🤖 AI Summary
This work addresses reinforcement learning with submodular reward functions—i.e., those exhibiting diminishing marginal returns—with the goal of efficiently computing an optimal policy that maximizes long-term cumulative reward. To overcome the high computational cost and poor scalability of conventional methods, we propose a pruning-based submodular graph framework for policy optimization: it explicitly models submodular dependencies among actions, introduces a provably approximate algorithm with guaranteed performance bounds, and rigorously analyzes its time and space complexity. The approach preserves the theoretical approximation ratio while substantially reducing computational overhead. Empirical evaluation on standard RL benchmarks demonstrates that our method achieves higher cumulative rewards than state-of-the-art baselines, validating its effectiveness, scalability, and practical utility.
📝 Abstract
In Reinforcement Learning (abbreviated as RL), an agent interacts with the environment via a set of possible actions, and a reward is generated from some unknown distribution. The task here is to find an optimal set of actions such that the reward after a certain time step gets maximized. In a traditional setup, the reward function in an RL Problem is considered additive. However, in reality, there exist many problems, including path planning, coverage control, etc., the reward function follows the diminishing return, which can be modeled as a submodular function.
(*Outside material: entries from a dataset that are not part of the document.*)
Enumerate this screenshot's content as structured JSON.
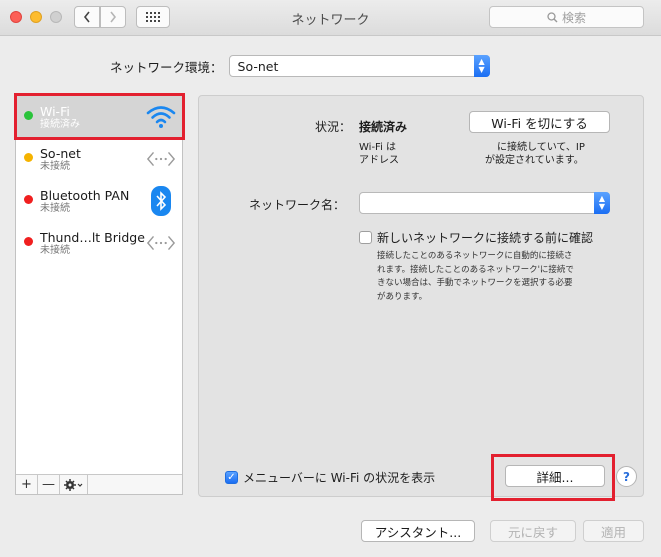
{
  "window": {
    "title": "ネットワーク",
    "search_placeholder": "検索"
  },
  "location": {
    "label": "ネットワーク環境：",
    "value": "So-net"
  },
  "services": [
    {
      "name": "Wi-Fi",
      "status": "接続済み",
      "status_color": "#2ac33b",
      "icon": "wifi-icon",
      "selected": true
    },
    {
      "name": "So-net",
      "status": "未接続",
      "status_color": "#f5b300",
      "icon": "ppp-icon",
      "selected": false
    },
    {
      "name": "Bluetooth PAN",
      "status": "未接続",
      "status_color": "#f01f1f",
      "icon": "bluetooth-icon",
      "selected": false
    },
    {
      "name": "Thund…lt Bridge",
      "status": "未接続",
      "status_color": "#f01f1f",
      "icon": "ethernet-icon",
      "selected": false
    }
  ],
  "sidebar_bottom": {
    "add": "+",
    "remove": "—",
    "action_menu": "gear-icon"
  },
  "detail": {
    "status_label": "状況：",
    "status_value": "接続済み",
    "toggle_button": "Wi-Fi を切にする",
    "desc_left_1": "Wi-Fi は",
    "desc_left_2": "アドレス",
    "desc_right_1": "に接続していて、IP",
    "desc_right_2": "が設定されています。",
    "network_name_label": "ネットワーク名：",
    "network_name_value": "",
    "ask_join_label": "新しいネットワークに接続する前に確認",
    "ask_join_checked": false,
    "ask_join_desc_1": "接続したことのあるネットワークに自動的に接続さ",
    "ask_join_desc_2": "れます。接続したことのあるネットワーク'に接続で",
    "ask_join_desc_3": "きない場合は、手動でネットワークを選択する必要",
    "ask_join_desc_4": "があります。",
    "show_menu_label": "メニューバーに Wi-Fi の状況を表示",
    "show_menu_checked": true,
    "advanced_button": "詳細...",
    "help": "?"
  },
  "footer": {
    "assistant_button": "アシスタント...",
    "revert_button": "元に戻す",
    "apply_button": "適用"
  },
  "colors": {
    "highlight_box": "#e3202f",
    "accent": "#1b6ef3"
  }
}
In this paper, we study a variant of the RL Problem where the reward function is submodular, and our objective is to find an optimal policy such that this reward function gets maximized. We have proposed a pruned submodularity graph-based approach that provides a provably approximate solution in a feasible computation time. The proposed approach has been analyzed to understand its time and space requirements as well as a performance guarantee. We have experimented with a benchmark agent-environment setup, which has been used for similar previous studies, and the results are reported. From the results, we observe that the policy obtained by our proposed approach leads to more reward than the baseline methods.